Mocamar (mo-CA-mar) is built on that belief. Every piece is designed, printed and finished by hand in our Fort Lauderdale studio, from materials that have already lived a life: fishing nets at the end of their working years, industrial waste diverted from landfill.
The result is quiet on purpose: objects with texture, warmth and a calm presence, made to settle into a room rather than compete with it.
Fig. 1 We use different additive manufacturing methods in our Fort Lauderdale Studio
Fig. 2 Working with recycled materials such as old fishing nets
What Mocamar stands for.
Before a material, supplier, or process becomes part of what we make, we ask two questions: does it serve the design, and does it hold up against what we say we believe? Reclaimed materials and original forms mean the answer is different for every piece — which is exactly why each one ships with its own Origin Statement. We choose deliberately, piece by piece, and we put the choices in writing.
1.
We work with what already exists. Our packaging follows the same idea: recycled materials, made to be reused. Circular thinking can't stop at the lamp.
2.
We tell you what we can prove, and where we can't, we say so. Each lamp comes with a signed Origin Statement, giving you a clear record of what the product is made from, how the material travelled, and which local organization receives the 3% donation of revenue connected to that sale.
For us, transparency is not a marketing layer. It is a standard we want to build into every Mocamar product from the beginning.
3.
Each piece starts with the design. Then we look for the material and the components that can carry it – reclaimed and recycled first, and always honestly labelled. We don't work from stock files or settle into a fixed design language; every form is developed in our own studio.
4.
We make limited editions because abundance hollows things out: the more there is of something, the less it means, and the easier it is to throw away. Each design is developed for a specific material batch, produced in a defined number, released once, and never repeated. Edition sizes will vary – by material availability and the nature of the object – but the principle doesn't.

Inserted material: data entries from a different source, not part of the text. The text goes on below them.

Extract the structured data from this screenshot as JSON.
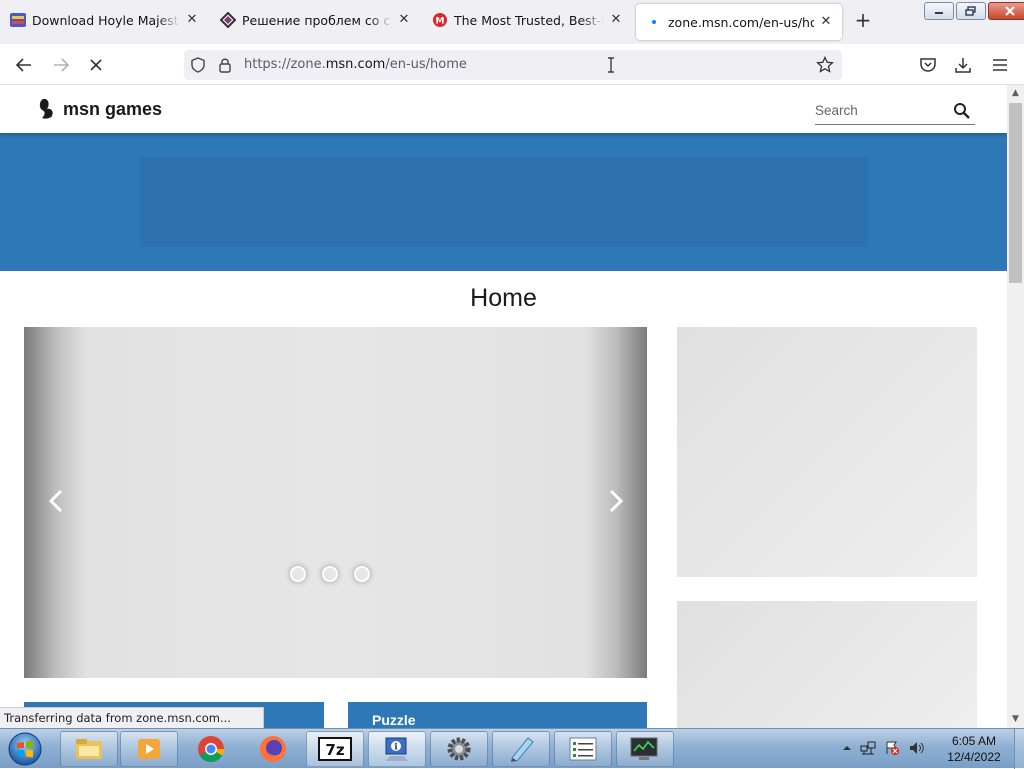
{
  "browser": {
    "tabs": [
      {
        "title": "Download Hoyle Majestic Chess",
        "favicon": "hoyle-favicon-icon",
        "active": false
      },
      {
        "title": "Решение проблем со скачиванием",
        "favicon": "site-favicon-icon",
        "active": false
      },
      {
        "title": "The Most Trusted, Best-Protected",
        "favicon": "mega-favicon-icon",
        "active": false
      },
      {
        "title": "zone.msn.com/en-us/home",
        "favicon": "loading-favicon-icon",
        "active": true
      }
    ],
    "url_prefix": "https://zone.",
    "url_host": "msn.com",
    "url_path": "/en-us/home",
    "status_text": "Transferring data from zone.msn.com..."
  },
  "site": {
    "logo_text": "msn games",
    "search_placeholder": "Search",
    "page_title": "Home",
    "carousel": {
      "slide_count": 3
    },
    "categories": [
      "",
      "Puzzle"
    ],
    "colors": {
      "header_blue": "#2f78b7",
      "text": "#1a1a1a"
    }
  },
  "taskbar": {
    "apps": [
      "explorer-icon",
      "media-player-icon",
      "chrome-icon",
      "firefox-icon",
      "7zip-icon",
      "setup-icon",
      "settings-gear-icon",
      "notepad-icon",
      "task-list-icon",
      "monitor-icon"
    ],
    "tray_icons": [
      "show-hidden-icons-icon",
      "network-icon",
      "action-center-icon",
      "volume-icon"
    ],
    "time": "6:05 AM",
    "date": "12/4/2022"
  }
}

We do not claim what we cannot prove. Transparency is part of the product.
Built with intention.
Fig. 3 Sebastian Moellers, founder of Mocamar
Fig. 4 Alice is Sebastians partner in life and its most unsparing critic.
Sebastian.
Sebastian Moellers founded Mocamar in August 2025. He has always been drawn to objects with a past. From an early age, he gravitated toward things built to last: mechanical objects, antiques, and tools made with care and intention.
He grew up between two worlds - born in Spain, raised in Germany - and never quite belonged to either. That distance gave him something more useful than belonging: an independent eye. While others followed trends, Sebastian followed his own instinct. A vintage VW Beetle instead of a new car. Two apprenticeships instead of one. A master's qualification, because halfway was never enough.
A German master craftsman with two decades in precision manufacturing at Mercedes-Benz, Sebastian built his first 3D printer himself, long before printing became something you could buy off a shelf.
When he decided to work with recycled fishing-net, the material fought back: brittle, unpredictable, unlike anything designed for printing. It took eight months of development until the first Mangrove met his standard. That's the standard every Mocamar piece is held to.
Alice.
Alice is Sebastian's partner in life and the reason Mocamar is what it is, not just what it could have been. With over 20 years of marketing experience, Alice knows exactly what a brand can get away with and refuses to let Mocamar get away with any of it. Her commitment to the ocean, to the organizations that protect what this studio works from, to the animals affected by what we do with the materials we use - none of that is policy. It is simply who she is.
She holds no title at Mocamar, but she shaped the direction of this studio from the beginning and remains its most unsparing critic. When Sebastian drifts, Alice pulls him back. Not to a rule, to himself.
Mocamar is one person's hands and two people's values.
In 2026, Sebastian and Alice moved from Germany to Fort Lauderdale to build Mocamar where its material story lives: between the ocean, the marinas, and the mangroves of South Florida. They came because they feel connected to this coast – and because they see the opportunity to build a material-driven design brand here, with local production, U.S. suppliers, and, in time, local jobs.
New tools for old problems.
We didn't choose 3D printing because it's new. We chose it because it lets us work with materials that are anything but — fishing nets at the end of their first life, industrial waste with years of variability behind it, plastics that warp and shift and refuse to behave the way virgin polymer does. The same technology can be used to scale, to lower prices, to put more of the same thing into the world. We use it differently: to stay small, to honor the friction of reclaimed material, and to make each edition once, never again.